When You Want To Help An Addict

​A growing social problem families and individuals must deal with in our society is drug and alcohol addiction. Christians are taught to “… be kindly affectionate to one another” (Rm. 12:10), and the Paul writes in Galatians 6:10 “… as we have opportunity, let us do good to all, especially to those who are of the household of faith”. But what does “doing good” look like when dealing with someone with a drug dependency problem?

​When a person becomes addicted, the person experiences an unimaginable craving, both physically and mentally.
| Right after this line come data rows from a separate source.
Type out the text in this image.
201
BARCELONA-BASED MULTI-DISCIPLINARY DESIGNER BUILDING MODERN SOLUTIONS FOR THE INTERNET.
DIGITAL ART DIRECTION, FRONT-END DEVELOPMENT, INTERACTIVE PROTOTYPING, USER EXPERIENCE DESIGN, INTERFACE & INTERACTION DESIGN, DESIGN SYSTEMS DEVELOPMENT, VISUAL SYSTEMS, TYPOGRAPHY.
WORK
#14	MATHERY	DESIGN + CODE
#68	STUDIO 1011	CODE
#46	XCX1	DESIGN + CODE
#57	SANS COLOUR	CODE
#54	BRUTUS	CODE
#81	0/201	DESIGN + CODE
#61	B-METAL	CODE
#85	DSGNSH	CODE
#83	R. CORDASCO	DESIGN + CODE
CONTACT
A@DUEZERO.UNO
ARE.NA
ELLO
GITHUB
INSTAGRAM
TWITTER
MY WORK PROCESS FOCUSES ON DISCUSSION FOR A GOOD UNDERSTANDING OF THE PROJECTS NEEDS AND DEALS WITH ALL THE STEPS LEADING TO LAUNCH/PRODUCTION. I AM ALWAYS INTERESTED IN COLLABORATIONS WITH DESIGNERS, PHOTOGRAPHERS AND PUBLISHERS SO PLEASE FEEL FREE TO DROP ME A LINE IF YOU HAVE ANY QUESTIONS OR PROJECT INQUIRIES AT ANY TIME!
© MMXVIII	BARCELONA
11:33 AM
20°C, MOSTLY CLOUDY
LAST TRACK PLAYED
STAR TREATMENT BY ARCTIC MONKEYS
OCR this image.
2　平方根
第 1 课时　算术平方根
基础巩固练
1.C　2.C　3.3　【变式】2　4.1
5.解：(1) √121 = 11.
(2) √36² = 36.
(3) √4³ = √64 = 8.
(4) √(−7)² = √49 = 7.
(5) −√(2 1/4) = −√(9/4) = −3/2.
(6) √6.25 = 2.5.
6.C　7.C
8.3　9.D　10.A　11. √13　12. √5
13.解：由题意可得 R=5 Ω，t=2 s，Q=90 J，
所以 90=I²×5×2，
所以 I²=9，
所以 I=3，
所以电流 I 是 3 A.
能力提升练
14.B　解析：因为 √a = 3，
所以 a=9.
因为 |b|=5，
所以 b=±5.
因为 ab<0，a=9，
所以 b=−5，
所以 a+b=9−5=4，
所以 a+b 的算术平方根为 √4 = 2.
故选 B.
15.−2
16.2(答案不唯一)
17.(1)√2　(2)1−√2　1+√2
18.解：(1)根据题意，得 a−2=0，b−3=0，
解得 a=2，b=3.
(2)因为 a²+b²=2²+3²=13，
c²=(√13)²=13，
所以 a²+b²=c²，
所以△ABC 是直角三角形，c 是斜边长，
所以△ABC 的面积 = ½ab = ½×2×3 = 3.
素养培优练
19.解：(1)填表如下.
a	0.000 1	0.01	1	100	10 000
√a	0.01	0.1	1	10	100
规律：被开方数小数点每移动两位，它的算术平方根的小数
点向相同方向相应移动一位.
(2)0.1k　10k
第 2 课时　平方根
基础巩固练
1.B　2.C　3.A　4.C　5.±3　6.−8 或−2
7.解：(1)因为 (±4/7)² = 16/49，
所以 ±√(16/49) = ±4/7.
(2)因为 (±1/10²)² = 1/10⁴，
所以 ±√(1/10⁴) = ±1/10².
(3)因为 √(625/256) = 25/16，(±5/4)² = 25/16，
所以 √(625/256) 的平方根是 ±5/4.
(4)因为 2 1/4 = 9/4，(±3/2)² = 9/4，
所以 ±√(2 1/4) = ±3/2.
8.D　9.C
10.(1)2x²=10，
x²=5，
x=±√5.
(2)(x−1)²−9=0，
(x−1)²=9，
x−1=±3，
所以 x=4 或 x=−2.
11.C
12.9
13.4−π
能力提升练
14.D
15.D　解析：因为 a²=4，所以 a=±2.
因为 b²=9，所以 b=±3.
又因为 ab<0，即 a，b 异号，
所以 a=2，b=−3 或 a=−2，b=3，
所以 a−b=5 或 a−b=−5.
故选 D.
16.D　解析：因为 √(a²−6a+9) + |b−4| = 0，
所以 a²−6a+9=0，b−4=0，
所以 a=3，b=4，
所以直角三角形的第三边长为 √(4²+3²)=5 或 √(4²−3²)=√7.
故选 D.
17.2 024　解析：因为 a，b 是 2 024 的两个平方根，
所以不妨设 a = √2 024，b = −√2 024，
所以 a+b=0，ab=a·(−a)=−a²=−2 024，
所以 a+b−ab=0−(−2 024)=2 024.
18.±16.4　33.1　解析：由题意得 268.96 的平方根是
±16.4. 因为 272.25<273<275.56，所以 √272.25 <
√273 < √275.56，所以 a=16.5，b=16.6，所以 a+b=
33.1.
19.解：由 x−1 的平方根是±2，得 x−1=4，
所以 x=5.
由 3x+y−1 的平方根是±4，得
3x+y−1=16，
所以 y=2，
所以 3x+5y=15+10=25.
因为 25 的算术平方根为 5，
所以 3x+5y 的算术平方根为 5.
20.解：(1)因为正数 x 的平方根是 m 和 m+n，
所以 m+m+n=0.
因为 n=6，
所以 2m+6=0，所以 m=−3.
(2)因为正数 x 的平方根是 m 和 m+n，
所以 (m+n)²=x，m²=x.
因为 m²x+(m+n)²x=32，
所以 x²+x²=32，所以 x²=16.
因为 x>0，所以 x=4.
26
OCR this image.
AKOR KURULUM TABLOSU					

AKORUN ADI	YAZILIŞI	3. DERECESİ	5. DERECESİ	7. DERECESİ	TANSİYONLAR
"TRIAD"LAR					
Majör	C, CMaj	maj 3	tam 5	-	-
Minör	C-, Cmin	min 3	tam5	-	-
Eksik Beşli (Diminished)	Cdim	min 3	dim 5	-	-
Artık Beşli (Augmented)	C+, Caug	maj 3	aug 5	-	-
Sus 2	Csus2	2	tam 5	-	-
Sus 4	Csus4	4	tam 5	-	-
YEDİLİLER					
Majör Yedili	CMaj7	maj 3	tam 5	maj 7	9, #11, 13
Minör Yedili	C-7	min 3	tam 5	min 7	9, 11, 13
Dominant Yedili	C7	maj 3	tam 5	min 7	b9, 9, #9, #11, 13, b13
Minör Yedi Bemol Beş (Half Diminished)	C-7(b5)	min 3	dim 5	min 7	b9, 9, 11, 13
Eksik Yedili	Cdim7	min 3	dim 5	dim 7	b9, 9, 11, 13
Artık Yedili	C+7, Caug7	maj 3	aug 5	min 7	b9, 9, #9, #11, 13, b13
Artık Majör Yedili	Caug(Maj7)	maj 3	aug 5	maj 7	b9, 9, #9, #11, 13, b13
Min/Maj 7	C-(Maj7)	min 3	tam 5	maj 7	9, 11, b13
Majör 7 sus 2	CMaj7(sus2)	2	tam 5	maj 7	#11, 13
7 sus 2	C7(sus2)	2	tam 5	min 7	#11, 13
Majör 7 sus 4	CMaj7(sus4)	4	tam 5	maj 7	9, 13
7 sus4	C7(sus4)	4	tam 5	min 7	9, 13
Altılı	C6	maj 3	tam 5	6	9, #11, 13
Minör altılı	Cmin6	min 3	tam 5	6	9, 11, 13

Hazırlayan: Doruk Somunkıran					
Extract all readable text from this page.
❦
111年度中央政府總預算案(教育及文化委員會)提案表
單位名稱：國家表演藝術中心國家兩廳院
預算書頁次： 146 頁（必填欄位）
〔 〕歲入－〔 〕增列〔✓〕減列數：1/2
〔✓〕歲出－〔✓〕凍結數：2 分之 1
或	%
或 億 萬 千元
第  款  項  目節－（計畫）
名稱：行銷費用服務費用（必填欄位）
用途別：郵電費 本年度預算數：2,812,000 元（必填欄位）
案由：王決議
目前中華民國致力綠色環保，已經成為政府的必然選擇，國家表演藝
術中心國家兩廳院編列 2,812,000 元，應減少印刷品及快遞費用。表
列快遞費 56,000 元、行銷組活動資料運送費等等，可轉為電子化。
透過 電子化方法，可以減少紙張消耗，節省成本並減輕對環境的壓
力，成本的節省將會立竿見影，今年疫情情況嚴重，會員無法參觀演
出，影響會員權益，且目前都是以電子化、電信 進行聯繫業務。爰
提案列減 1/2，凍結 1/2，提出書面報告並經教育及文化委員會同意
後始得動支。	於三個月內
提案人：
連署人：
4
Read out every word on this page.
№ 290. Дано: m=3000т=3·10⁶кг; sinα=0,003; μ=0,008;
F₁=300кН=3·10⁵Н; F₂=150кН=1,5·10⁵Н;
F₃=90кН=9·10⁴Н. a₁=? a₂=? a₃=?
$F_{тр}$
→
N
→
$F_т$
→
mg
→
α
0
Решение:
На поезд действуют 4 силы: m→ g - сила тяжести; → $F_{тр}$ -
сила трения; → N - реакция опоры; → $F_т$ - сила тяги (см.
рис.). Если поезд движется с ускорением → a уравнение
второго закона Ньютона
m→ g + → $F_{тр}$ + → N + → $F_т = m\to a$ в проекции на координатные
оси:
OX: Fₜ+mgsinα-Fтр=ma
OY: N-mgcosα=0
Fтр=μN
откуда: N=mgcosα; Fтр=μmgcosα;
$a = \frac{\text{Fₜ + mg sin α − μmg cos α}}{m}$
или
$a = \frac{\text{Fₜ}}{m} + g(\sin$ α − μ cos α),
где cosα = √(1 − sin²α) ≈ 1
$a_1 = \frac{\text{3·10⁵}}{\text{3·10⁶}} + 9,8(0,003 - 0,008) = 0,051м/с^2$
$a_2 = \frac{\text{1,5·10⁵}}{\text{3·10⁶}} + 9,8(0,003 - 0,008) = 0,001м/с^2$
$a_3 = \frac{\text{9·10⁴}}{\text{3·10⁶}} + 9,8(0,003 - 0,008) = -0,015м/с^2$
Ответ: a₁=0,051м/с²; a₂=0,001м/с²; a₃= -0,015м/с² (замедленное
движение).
It is like battling the proverbial 500-pound gorilla; and rarely is the person able to deal with this addiction alone without qualified assistance.
Doug Teffeteller offers the following suggestions to help more effectively minister to people with drug and alcohol addiction. Doug has twenty plus years of experience treating people with addiction, plus he is a former alcoholic himself. Doug offers a few simple guidelines that have proven effective in ministering to those with drug and alcohol addiction.

  1. The first point to remember is the person with an addiction must really want to change their lifestyle.
  2. Deal with an addict’s behavior and his or her personal responsibilities rather than dismissing their behavior as something they cannot control.
  3. A person with an addiction cannot be trusted to tell the truth. Verify every statement they make.
  4. Do not do anything for someone with addictions they can do for themselves. Addicts can somehow travel hundreds of miles to get drugs, but will nevertheless ask others to accommodate them in the smallest ways.
  5. Provide only tools and encouragement. Give a telephone number where a job may be available, but don’t make the call for them.
  6. Hold a hard line until there is very clear, sustained, and definitive evidence they are serious about changing their behavior and overcoming their addiction.

​These measures may seem uncaring and are characteristically unnatural when you truly love this person, but doing what is good for a person’s spiritual and physical wellbeing is sometimes initially painful. We understand this when we let our small children attempt to walk for the first time knowing they will fall or permitting the doctor to treat them knowing the treatment will hurt. If we want to help those with addictions by doing what is in their best interest both in the here and now and in eternity, we must make the difficult decisions that truly offer hope!